Categoric Software Corp, a Palo Alto, California start-up, has added features to its business information alerting software which it expects to boost revenue of $700,000 last year to $12m in 2000. If the company meets its targets, it plans to apply for an initial public offering within 18 months.

Version 3.6 of Categoric’s Alerts monitors activity against corporate databases, and notifies designated staff of critical changes, either via email, electronic data interchange, by phone or by fax. Categoric has reworked Alerts into Java, Visual Basic and C++ components, making it easier to distribute the product across multiple servers, and increasing its ability scale to meet very high volumes of activity. Alerts also supports extensible markup language (XML) for easier exchange of information across the internet.

In line with the current trend for offering software functionality as a service rather than as a packaged product, Categoric is marketing Alerts-based applications to company’s on a pay for use basis. An airline, for instance, could subscribe to the Alerts service, using it to automatically contact its most valuable passengers, warning them of delays or offering to automatically inform them of changes in seat availability via any internet-connected device, or over an ordinary phone network.

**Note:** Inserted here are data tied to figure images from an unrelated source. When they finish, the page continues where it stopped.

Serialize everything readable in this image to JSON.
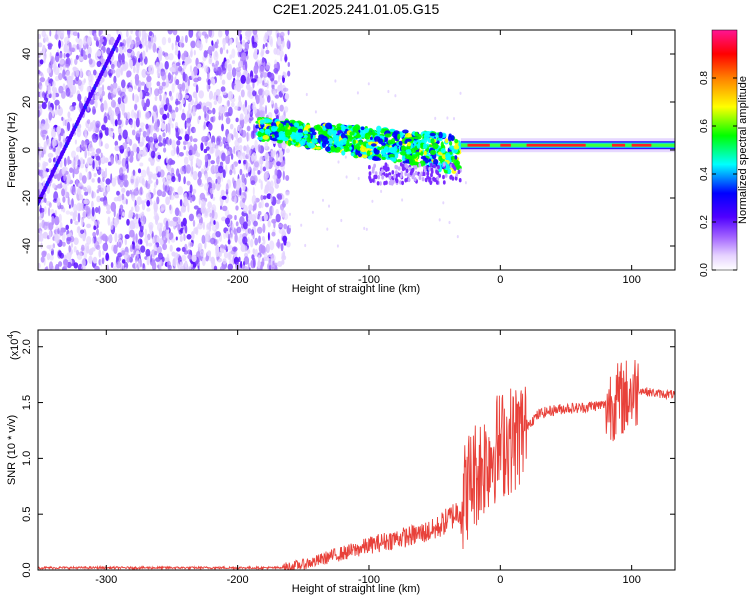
{
  "title": "C2E1.2025.241.01.05.G15",
  "chart_data": [
    {
      "type": "heatmap",
      "xlabel": "Height of straight line (km)",
      "ylabel": "Frequency (Hz)",
      "xlim": [
        -352,
        133
      ],
      "ylim": [
        -50,
        50
      ],
      "x_ticks": [
        -300,
        -200,
        -100,
        0,
        100
      ],
      "y_ticks": [
        -40,
        -20,
        0,
        20,
        40
      ],
      "x_tick_labels": [
        "-300",
        "-200",
        "-100",
        "0",
        "100"
      ],
      "y_tick_labels": [
        "-40",
        "-20",
        "0",
        "20",
        "40"
      ],
      "colorbar": {
        "label": "Normalized spectral amplitude",
        "range": [
          0,
          1
        ],
        "ticks": [
          0.0,
          0.2,
          0.4,
          0.6,
          0.8
        ],
        "tick_labels": [
          "0.0",
          "0.2",
          "0.4",
          "0.6",
          "0.8"
        ],
        "colors": [
          "#ffffff",
          "#e6d2ff",
          "#a060ff",
          "#5000ff",
          "#0000ff",
          "#00ffff",
          "#00ff00",
          "#ffff00",
          "#ff8000",
          "#ff0000",
          "#ff1493"
        ]
      },
      "features": {
        "noise_region_x": [
          -352,
          -165
        ],
        "drift_line": {
          "x": [
            -352,
            -290
          ],
          "y": [
            -22,
            47
          ]
        },
        "descending_band": {
          "x": [
            -185,
            -30
          ],
          "y": [
            9,
            -2
          ]
        },
        "tone_line": {
          "x": [
            -30,
            133
          ],
          "y": [
            2,
            2
          ]
        }
      }
    },
    {
      "type": "line",
      "xlabel": "Height of straight line (km)",
      "ylabel": "SNR (10 * v/v)",
      "y_multiplier": "(x10",
      "y_multiplier_exp": "4",
      "y_multiplier_close": ")",
      "xlim": [
        -352,
        133
      ],
      "ylim": [
        0,
        2.15
      ],
      "x_ticks": [
        -300,
        -200,
        -100,
        0,
        100
      ],
      "y_ticks": [
        0.0,
        0.5,
        1.0,
        1.5,
        2.0
      ],
      "x_tick_labels": [
        "-300",
        "-200",
        "-100",
        "0",
        "100"
      ],
      "y_tick_labels": [
        "0.0",
        "0.5",
        "1.0",
        "1.5",
        "2.0"
      ],
      "color": "#e8413a",
      "series": [
        {
          "x": [
            -352,
            -300,
            -250,
            -200,
            -170,
            -160,
            -150,
            -140,
            -130,
            -120,
            -110,
            -100,
            -90,
            -80,
            -70,
            -60,
            -50,
            -40,
            -30,
            -25,
            -20,
            -15,
            -10,
            -5,
            0,
            5,
            10,
            15,
            20,
            25,
            30,
            40,
            50,
            60,
            70,
            80,
            85,
            90,
            95,
            100,
            105,
            110,
            120,
            133
          ],
          "y": [
            0.02,
            0.02,
            0.02,
            0.02,
            0.02,
            0.03,
            0.05,
            0.08,
            0.12,
            0.15,
            0.18,
            0.22,
            0.25,
            0.28,
            0.3,
            0.33,
            0.36,
            0.45,
            0.55,
            0.75,
            0.85,
            0.92,
            1.0,
            1.08,
            1.12,
            1.15,
            1.18,
            1.22,
            1.3,
            1.35,
            1.4,
            1.43,
            1.45,
            1.45,
            1.47,
            1.48,
            1.5,
            1.52,
            1.55,
            1.58,
            1.62,
            1.6,
            1.58,
            1.57
          ]
        }
      ]
    }
  ]
}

Alerts 3.6 also adds load-balancing and failover facilities, and sees a switch, in the interests of increased stability, from Microsoft Access as its underlying database engine to Oracle. It will also support LDAP (the lightweight directory access protocol standard), so users don’t have to write out their address books again for the Alerts software.

Categoric has signed a number of OEM deals, banking on the indirect sales model to win business in specialized areas. Artemis Management Systems will focus on project management, American Software on the enterprise resource planning market, Optum on supply chain management and OI Synform Groupe Focal on logistics software customers.

Categoric’s software now works with the software of these firms. In theory, says chief technology officer and co-founder Safi Captan, any application will be able to trigger an alert. Prices will start around $41,000 for a system sending messages to 50 users. The firm has sold almost 50 Alerts systems so far, but says it expects to multiply that figure by 5 in the next six to twelve months.